Summary: Paul and James agree. Faith works. How? Here's where we need both of these to help us understand.
What is going on here? Are Paul and James contradicting one another? Does James hold a gospel that teaches justification by faith with works while Paul’s gospel teaches justification by faith without works?
Because James is so strong on works or deeds done through faith we might misunderstand what he means. Just as Paul, who was so strong on grace and faith apart from works is easily misunderstood. Paul even anticipates the misunderstanding in Romans 6 saying, shall we continue to sin, that grace may increase? And he answers, “God forbid!” Paul is actually not weak on works at all. He is fighting against legalists who thought they could live good enough lives to win God’s favor and save themselves. Paul speaks strongly against the idea that anyone can work their way into salvation. If that were true, Jesus would not have had to die for us. We could do it ourselves.

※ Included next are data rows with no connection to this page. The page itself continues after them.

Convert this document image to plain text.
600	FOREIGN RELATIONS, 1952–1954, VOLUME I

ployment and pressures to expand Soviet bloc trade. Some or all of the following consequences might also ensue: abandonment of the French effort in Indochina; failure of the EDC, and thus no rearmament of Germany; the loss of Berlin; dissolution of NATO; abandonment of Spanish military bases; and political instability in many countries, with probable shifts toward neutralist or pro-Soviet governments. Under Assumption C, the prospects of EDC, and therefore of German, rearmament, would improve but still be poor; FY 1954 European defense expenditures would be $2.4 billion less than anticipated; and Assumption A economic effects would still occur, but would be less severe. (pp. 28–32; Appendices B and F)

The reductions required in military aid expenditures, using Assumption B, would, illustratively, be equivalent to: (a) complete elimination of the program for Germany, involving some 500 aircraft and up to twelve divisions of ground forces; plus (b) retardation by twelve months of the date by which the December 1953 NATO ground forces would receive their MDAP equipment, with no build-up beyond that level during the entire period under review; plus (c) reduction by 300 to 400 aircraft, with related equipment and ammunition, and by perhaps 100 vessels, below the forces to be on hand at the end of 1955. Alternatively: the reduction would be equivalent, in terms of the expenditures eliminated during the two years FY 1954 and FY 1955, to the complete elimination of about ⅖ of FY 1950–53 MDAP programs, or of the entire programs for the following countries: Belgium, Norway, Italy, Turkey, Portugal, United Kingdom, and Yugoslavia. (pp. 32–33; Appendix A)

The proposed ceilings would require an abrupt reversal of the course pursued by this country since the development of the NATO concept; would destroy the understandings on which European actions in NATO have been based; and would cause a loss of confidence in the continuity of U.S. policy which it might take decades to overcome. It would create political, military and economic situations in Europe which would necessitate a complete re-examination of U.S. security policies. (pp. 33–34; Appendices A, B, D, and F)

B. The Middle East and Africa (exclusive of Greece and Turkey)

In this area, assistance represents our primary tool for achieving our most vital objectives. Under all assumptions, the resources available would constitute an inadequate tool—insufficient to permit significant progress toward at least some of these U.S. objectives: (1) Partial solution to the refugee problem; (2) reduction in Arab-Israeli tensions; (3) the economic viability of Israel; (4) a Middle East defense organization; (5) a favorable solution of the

James is on the other hand. He is writing to an audience some of whom say they have faith, but their faith is like the devil’s faith. It is a useless and empty sort of faith that can’t save anyone. It is a faith that doesn't work. James says, a faith that won’t work is dead.
Paul and James agree that faith in God through Jesus Christ is how we are saved. James is not dealing with people who are trying to work their way into salvation. He’s dealing with people who claim to have saving faith, but are not following Jesus. Holding faith in Jesus with favoritism toward the rich while dishonoring the poor, James says, is sinful. Failing to follow the royal law, “Love your neighbor as yourself,” is a sin. Getting angry at God’s word when He tells us to turn from moral filth and the prevalence of evil around us prevents people from humbly receiving the word planted in us that can save our souls.

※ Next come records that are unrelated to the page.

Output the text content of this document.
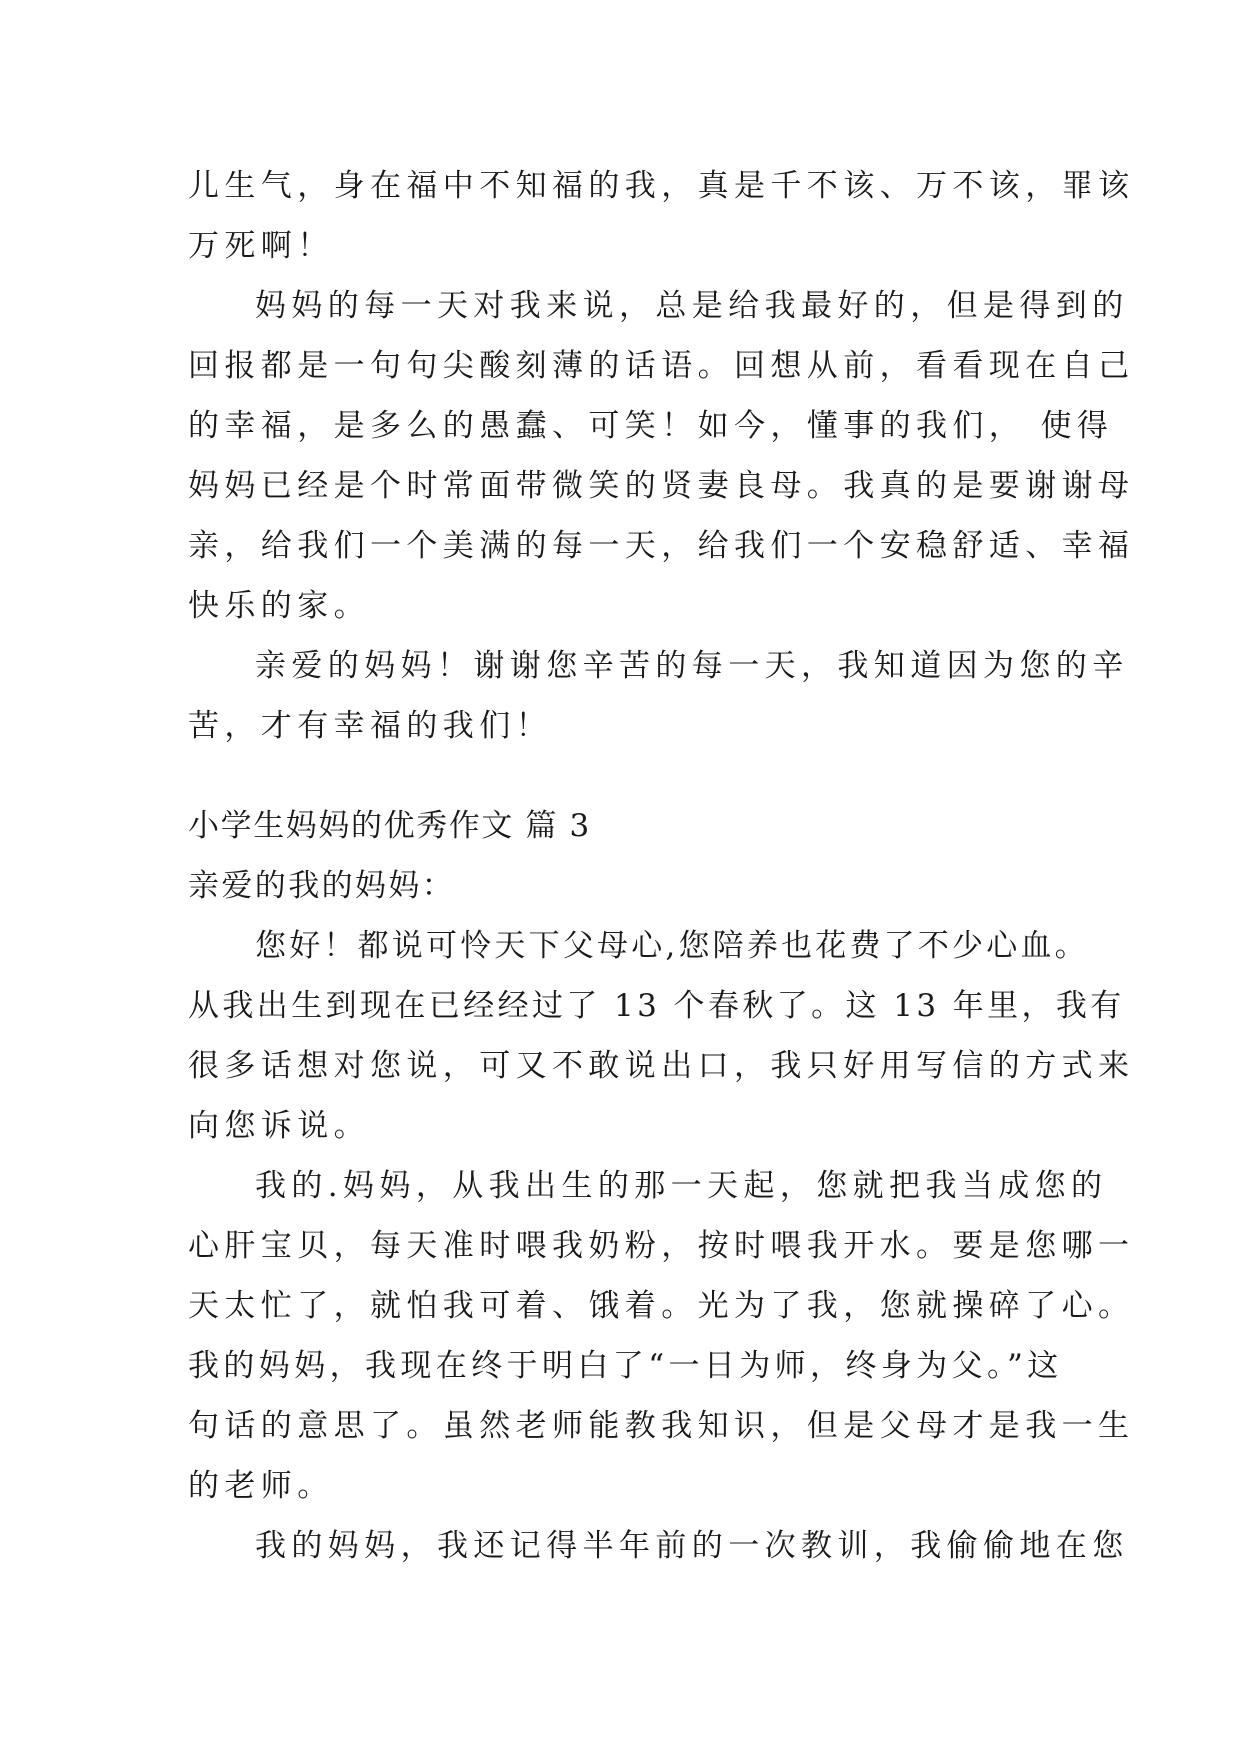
儿生气，身在福中不知福的我，真是千不该、万不该，罪该
万死啊！
妈妈的每一天对我来说，总是给我最好的，但是得到的
回报都是一句句尖酸刻薄的话语。回想从前，看看现在自己
的幸福，是多么的愚蠢、可笑！如今，懂事的我们， 使得
妈妈已经是个时常面带微笑的贤妻良母。我真的是要谢谢母
亲，给我们一个美满的每一天，给我们一个安稳舒适、幸福
快乐的家。
亲爱的妈妈！谢谢您辛苦的每一天，我知道因为您的辛
苦，才有幸福的我们！
小学生妈妈的优秀作文 篇 3
亲爱的我的妈妈：
您好！都说可怜天下父母心,您陪养也花费了不少心血。
从我出生到现在已经经过了 13 个春秋了。这 13 年里，我有
很多话想对您说，可又不敢说出口，我只好用写信的方式来
向您诉说。
我的.妈妈，从我出生的那一天起，您就把我当成您的
心肝宝贝，每天准时喂我奶粉，按时喂我开水。要是您哪一
天太忙了，就怕我可着、饿着。光为了我，您就操碎了心。
我的妈妈，我现在终于明白了“一日为师，终身为父。”这
句话的意思了。虽然老师能教我知识，但是父母才是我一生
的老师。
我的妈妈，我还记得半年前的一次教训，我偷偷地在您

Remember, James grew up with Jesus. He sounds a lot like Jesus in his teachings. James may have spent years not believing in his half brother Jesus, but now he does. He calls himself a servant of God and of the Lord, Jesus Christ. We don’t know when James came to faith in Jesus as his Lord and Savior, but we do know when Paul did. Paul’s saving event not only shaped his faith, it shaped his understanding of salvation by faith.
Think of it. Paul, who was Saul of Tarsus, was saved by Jesus Christ in a most amazing way. Even up to the time of his conversion, Saul of Tarsus was a Christian’s worst nightmare. He was out to destroy the church and even went to the authorities to receive legal permission to go to foreign cities to find followers of Jesus and arrest them and bring them to Jerusalem to be punished. His story of conversion is told three times in the Bible: Acts chapters 9, 22, and 26. Saul was working against the Christian movement as hard as he could and on his way to Damascus it happened. Jesus appeared to Saul. Jesus called him even as Saul was running as fast as he could the wrong way. This was a converting event. Blinded by the light of Jesus’ appearance, Saul, led by the hand into Damascus, sat, waiting on further instructions from Jesus in the home of a man named Judas who lived on Straight Street. As he waited, Saul didn't eat or drink anything. But he sure prayed. God even gave him a vision of Ananias coming to him to lay his hands on him so that he can see again. Ananias came, told Saul that God had chosen him to be filled with the Holy Spirit and to be a witness and bear the name of Jesus Christ before kings and Gentiles. Then as he laid his hands on Saul, Chapter 9:18 tells us that as soon as Saul could see again he got up and was baptized. Verse 20 says, “Immediately he began to proclaim Jesus in the synagogues saying, “He is the Son of God.”